Мои ноги подкосились, и я сел там, где стоял, не обращая внимания, что моя рана на бедре протестует против такого обращения. Отважившись взглянуть на нее, я увидел, что она тоже была запечатана Серебром, как будто я залатал себя смолой. Я ткнул в нее пальцем и вздрогнул – под заплаткой тело трудилось над своей починкой. Мое зрение немного прояснилось. Я увидел, что мои ладони были серебряными. Я уставился на них: руки были худыми, как у скелета, костлявыми, с выпуклыми венами и сухожилиями. Целиком мерцающие, будто вылитые из Серебра. Мой организм поедал сам себя, чтобы восстановиться, одежда висела на мне мешком.

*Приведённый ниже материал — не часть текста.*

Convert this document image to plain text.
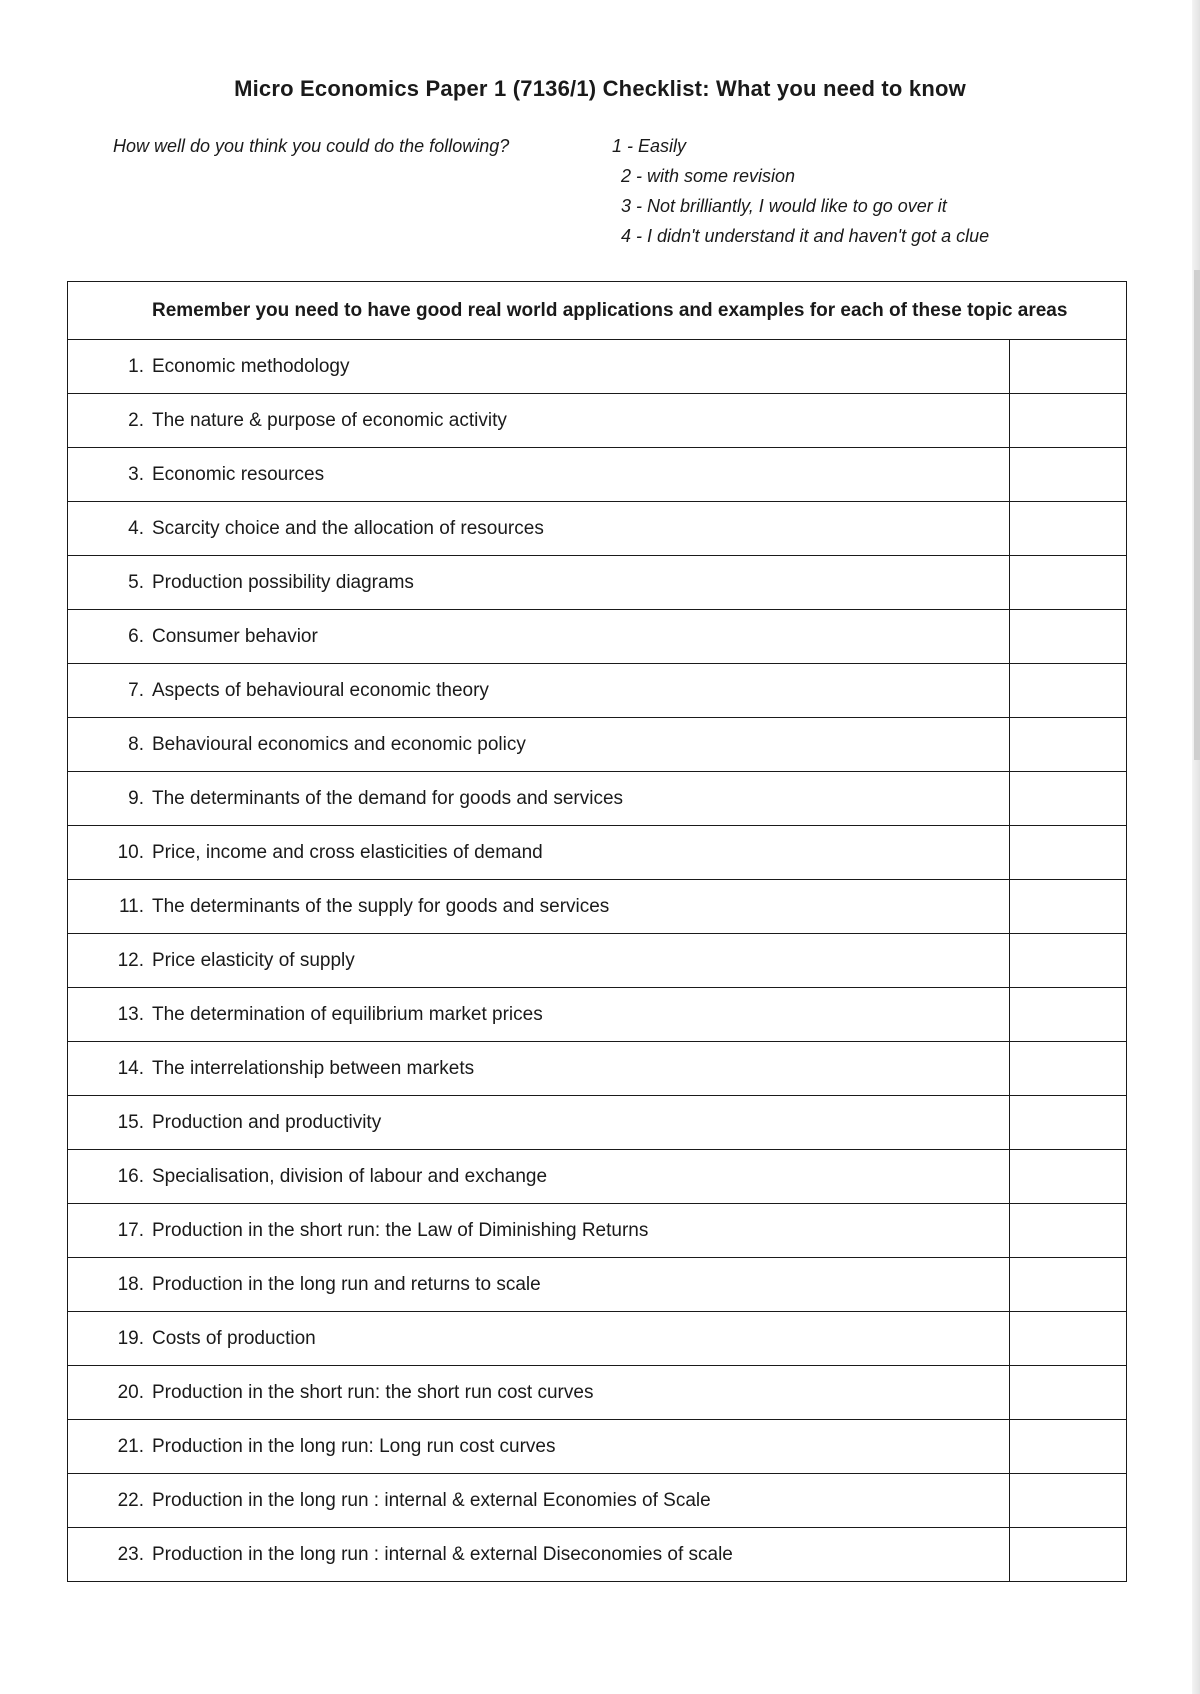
Micro Economics Paper 1 (7136/1) Checklist: What you need to know
How well do you think you could do the following?	1 - Easily
2 - with some revision
3 - Not brilliantly, I would like to go over it
4 - I didn't understand it and haven't got a clue
Remember you need to have good real world applications and examples for each of these topic areas	

1. Economic methodology	

2. The nature & purpose of economic activity	

3. Economic resources	

4. Scarcity choice and the allocation of resources	

5. Production possibility diagrams	

6. Consumer behavior	

7. Aspects of behavioural economic theory	

8. Behavioural economics and economic policy	

9. The determinants of the demand for goods and services	

10. Price, income and cross elasticities of demand	

11. The determinants of the supply for goods and services	

12. Price elasticity of supply	

13. The determination of equilibrium market prices	

14. The interrelationship between markets	

15. Production and productivity	

16. Specialisation, division of labour and exchange	

17. Production in the short run: the Law of Diminishing Returns	

18. Production in the long run and returns to scale	

19. Costs of production	

20. Production in the short run: the short run cost curves	

21. Production in the long run: Long run cost curves	

22. Production in the long run : internal & external Economies of Scale	

23. Production in the long run : internal & external Diseconomies of scale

Я встал и попытался идти дальше. Земля была неровной, пучки травы ловили меня за волочившиеся ноги. Я наступил на сплюснутый чертополох и упал. Было трудно разглядеть крошечные бледные шипы, которые я вынимал из подошвы своей костлявой ноги посеребренными пальцами. Я чувствовал то, что не мог видеть, Серебро давало мне чувствительность, которой мои руки никогда не обладали. Я взглянул на них при свете солнца. Они блестели, сверкали, светились. На них было гораздо больше Серебра, чем когда-либо было у Верити, или оно было гораздо более качественным, чем то, что использовал он. Покрытие на руках Верити напоминало густой слой грязи, мое же выглядело так, словно я носил элегантные серебряные перчатки, которые льнули к каждой линии и складке моих рук. Я повторно проверил места, куда попало Серебро. Неужели взрыв так искромсал мою одежду, или это Серебро разлетелось брызгами и истончило ее? Оно мерцало на некоторых участках моей груди, в пятнах на ногах. Я знал, что оно также покрыло больше половины моего лица. Я не мог вообразить, как я выгляжу. А на что похожи мои глаза? Я оттолкнул эту мысль прочь.